As persecutions of the Jewish population increased in July 1942, the family went into hiding in a secret annex of an office building where Anne’s father, Otto Frank, worked. The Frank sisters each hoped to return to school as soon as they were able, and continued with their studies while in hiding. Much of Anne’s time was spent reading and writing, and she aspired to be a journalist. “But,” she wrote, “and that’s a big question, will I ever be able to write something great, will I ever become a journalist or a writer?”

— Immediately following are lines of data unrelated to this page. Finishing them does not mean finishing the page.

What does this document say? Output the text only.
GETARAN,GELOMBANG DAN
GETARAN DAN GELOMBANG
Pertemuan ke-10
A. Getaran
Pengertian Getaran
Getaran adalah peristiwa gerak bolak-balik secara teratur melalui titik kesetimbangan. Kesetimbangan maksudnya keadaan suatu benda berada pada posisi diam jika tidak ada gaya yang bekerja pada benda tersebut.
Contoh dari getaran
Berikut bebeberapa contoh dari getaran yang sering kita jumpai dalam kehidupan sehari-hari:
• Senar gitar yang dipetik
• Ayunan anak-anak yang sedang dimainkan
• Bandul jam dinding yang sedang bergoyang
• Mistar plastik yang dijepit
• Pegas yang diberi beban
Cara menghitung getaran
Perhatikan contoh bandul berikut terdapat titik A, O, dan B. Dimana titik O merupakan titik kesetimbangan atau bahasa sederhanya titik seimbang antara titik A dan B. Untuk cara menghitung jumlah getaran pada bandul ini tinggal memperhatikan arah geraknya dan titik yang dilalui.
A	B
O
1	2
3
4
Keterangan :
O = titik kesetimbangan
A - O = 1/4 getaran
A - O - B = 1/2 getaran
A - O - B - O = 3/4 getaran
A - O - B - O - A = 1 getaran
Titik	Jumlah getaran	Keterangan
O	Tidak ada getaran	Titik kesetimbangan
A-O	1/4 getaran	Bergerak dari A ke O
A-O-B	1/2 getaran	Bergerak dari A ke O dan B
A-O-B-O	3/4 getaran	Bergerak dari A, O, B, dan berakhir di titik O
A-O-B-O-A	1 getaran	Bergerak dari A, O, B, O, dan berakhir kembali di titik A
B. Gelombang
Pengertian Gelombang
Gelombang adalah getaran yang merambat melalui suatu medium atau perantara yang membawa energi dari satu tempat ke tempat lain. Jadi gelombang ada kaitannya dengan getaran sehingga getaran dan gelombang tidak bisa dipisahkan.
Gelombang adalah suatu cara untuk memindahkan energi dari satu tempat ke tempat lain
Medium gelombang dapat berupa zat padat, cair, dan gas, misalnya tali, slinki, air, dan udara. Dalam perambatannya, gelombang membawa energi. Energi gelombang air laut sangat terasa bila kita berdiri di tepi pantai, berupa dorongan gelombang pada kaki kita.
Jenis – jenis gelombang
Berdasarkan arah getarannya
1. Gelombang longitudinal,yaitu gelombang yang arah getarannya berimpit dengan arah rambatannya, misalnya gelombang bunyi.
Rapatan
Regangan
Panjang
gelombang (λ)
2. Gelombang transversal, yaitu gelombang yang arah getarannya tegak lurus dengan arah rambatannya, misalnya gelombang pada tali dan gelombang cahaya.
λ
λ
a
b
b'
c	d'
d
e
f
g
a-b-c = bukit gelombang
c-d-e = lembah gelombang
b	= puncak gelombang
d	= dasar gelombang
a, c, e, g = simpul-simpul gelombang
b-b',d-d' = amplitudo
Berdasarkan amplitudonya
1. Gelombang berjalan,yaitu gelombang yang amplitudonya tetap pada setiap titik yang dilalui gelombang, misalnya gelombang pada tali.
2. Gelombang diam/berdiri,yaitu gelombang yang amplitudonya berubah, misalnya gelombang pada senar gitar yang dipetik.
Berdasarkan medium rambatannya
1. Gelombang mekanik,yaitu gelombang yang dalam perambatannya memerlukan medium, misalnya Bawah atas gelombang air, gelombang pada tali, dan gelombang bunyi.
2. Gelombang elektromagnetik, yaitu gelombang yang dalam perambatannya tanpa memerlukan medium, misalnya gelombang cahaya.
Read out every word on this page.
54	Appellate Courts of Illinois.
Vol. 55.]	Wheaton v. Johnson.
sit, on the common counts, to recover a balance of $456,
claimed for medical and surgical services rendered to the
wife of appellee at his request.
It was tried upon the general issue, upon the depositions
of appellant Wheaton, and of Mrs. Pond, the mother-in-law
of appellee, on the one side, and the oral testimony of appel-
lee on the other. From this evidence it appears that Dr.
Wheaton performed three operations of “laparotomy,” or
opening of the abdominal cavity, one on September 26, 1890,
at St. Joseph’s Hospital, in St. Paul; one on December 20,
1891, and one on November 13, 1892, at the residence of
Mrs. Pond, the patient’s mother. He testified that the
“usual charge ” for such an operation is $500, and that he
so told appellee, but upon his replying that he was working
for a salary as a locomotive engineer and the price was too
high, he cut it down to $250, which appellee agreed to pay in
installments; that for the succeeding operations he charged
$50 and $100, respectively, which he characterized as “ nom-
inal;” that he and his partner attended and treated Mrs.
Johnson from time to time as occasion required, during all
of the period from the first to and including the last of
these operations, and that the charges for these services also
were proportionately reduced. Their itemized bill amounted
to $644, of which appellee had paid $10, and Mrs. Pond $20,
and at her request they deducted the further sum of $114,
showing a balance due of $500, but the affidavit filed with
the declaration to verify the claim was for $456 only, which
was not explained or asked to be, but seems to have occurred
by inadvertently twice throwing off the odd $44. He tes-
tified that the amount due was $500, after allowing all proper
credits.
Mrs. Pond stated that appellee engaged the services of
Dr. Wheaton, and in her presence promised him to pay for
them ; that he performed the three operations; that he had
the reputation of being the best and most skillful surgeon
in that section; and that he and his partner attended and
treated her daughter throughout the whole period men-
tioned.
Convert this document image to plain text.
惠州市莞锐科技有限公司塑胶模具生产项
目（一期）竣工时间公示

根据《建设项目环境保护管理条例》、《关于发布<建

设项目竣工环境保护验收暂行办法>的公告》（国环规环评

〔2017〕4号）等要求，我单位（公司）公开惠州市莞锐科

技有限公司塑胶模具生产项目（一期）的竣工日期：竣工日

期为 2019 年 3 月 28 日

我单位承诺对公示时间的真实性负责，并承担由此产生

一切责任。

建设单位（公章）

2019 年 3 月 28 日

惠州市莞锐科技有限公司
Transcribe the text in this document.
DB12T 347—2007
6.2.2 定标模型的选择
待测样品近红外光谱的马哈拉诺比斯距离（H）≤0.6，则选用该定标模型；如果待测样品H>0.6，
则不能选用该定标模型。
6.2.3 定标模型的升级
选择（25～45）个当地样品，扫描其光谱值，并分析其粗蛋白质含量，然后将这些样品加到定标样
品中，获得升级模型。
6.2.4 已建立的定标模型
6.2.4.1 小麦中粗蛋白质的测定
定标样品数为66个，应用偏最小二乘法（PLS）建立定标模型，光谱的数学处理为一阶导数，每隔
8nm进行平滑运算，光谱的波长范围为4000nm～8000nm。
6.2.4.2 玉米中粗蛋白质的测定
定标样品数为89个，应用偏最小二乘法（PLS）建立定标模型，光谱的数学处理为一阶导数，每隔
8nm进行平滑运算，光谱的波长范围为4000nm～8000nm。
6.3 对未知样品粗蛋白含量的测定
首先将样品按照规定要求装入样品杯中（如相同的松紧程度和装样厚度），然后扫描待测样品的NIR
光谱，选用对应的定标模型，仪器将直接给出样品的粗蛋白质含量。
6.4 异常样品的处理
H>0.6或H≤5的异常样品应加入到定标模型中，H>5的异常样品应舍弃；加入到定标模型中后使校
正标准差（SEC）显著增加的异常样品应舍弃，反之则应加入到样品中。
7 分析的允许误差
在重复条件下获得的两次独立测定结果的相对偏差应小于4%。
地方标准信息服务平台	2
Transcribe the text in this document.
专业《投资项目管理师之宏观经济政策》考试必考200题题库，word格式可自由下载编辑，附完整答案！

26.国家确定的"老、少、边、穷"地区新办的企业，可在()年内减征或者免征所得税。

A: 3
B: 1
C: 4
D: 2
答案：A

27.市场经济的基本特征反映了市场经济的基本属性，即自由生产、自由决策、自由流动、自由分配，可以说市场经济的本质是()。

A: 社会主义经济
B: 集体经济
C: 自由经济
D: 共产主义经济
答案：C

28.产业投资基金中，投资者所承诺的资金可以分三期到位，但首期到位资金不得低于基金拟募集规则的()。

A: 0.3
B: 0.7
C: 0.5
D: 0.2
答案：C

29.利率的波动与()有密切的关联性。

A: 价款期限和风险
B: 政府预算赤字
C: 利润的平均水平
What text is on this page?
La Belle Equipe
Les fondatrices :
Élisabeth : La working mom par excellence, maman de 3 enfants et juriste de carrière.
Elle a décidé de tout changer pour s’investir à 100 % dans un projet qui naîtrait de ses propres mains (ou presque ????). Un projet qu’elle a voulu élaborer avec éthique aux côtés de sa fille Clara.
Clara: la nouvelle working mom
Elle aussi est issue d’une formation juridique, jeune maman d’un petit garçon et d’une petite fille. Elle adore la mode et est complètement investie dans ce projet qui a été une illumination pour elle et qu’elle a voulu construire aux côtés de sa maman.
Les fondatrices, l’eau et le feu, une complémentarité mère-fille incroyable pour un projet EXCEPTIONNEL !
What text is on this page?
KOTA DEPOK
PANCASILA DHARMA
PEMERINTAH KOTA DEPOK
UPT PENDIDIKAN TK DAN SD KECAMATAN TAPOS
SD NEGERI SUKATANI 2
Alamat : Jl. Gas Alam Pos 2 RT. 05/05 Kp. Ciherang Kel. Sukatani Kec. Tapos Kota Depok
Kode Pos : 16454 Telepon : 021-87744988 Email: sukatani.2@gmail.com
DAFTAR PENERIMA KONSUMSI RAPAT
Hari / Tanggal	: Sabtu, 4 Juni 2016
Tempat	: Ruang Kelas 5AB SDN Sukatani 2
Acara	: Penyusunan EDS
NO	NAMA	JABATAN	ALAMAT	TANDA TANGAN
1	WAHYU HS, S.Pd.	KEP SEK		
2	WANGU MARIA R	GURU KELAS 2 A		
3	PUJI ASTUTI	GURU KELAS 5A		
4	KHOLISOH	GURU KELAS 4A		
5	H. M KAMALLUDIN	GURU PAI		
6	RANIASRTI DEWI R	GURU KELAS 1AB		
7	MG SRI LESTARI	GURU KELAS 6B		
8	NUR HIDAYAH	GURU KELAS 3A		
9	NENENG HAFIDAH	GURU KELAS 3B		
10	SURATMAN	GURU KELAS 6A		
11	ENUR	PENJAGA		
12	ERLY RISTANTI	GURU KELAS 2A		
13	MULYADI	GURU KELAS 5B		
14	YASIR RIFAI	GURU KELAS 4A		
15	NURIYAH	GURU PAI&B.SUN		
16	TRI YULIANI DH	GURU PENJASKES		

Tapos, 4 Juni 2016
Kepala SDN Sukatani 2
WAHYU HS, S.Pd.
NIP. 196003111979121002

Anne continued writing regularly until her last entry on August 1, 1944. After two years, the family was betrayed and transported to concentration camps. Anne and her sister, Margot, both died of typhus in March 1945 at the Bergen-Belsen concentration camp. Otto Frank, the only survivor of the family, returned to Amsterdam after the war. The Frank family’s photo albums, as well as Anne’s writings, had been saved by a family friend and were returned to him.
Moved by Anne’s wish to be an author, Otto Frank considered having her journal published even though she wrote several times that she would never allow anyone to read it. His efforts led to its publication in 1947. It was translated from its original Dutch and first published in English in 1952 under the title Anne Frank: the Diary of a Young Girl. In her introduction to the first American edition, Eleanor Roosevelt described it as “one of the wisest and most moving commentaries on war and its impact on human beings that I have ever read.”
The book has since been translated into many languages, and Anne posthumously gained international fame. Over the years, several films about Anne Frank appeared. Her life and writings have also inspired references in literature, popular music, television, and other media. In 1999 TIME magazine named Anne Frank among the heroes and icons of the 20th century on their list of The Most Important People of the Century, stating: “With a diary kept in a secret attic, she braved the Nazis and lent a searing voice to the fight for human dignity.”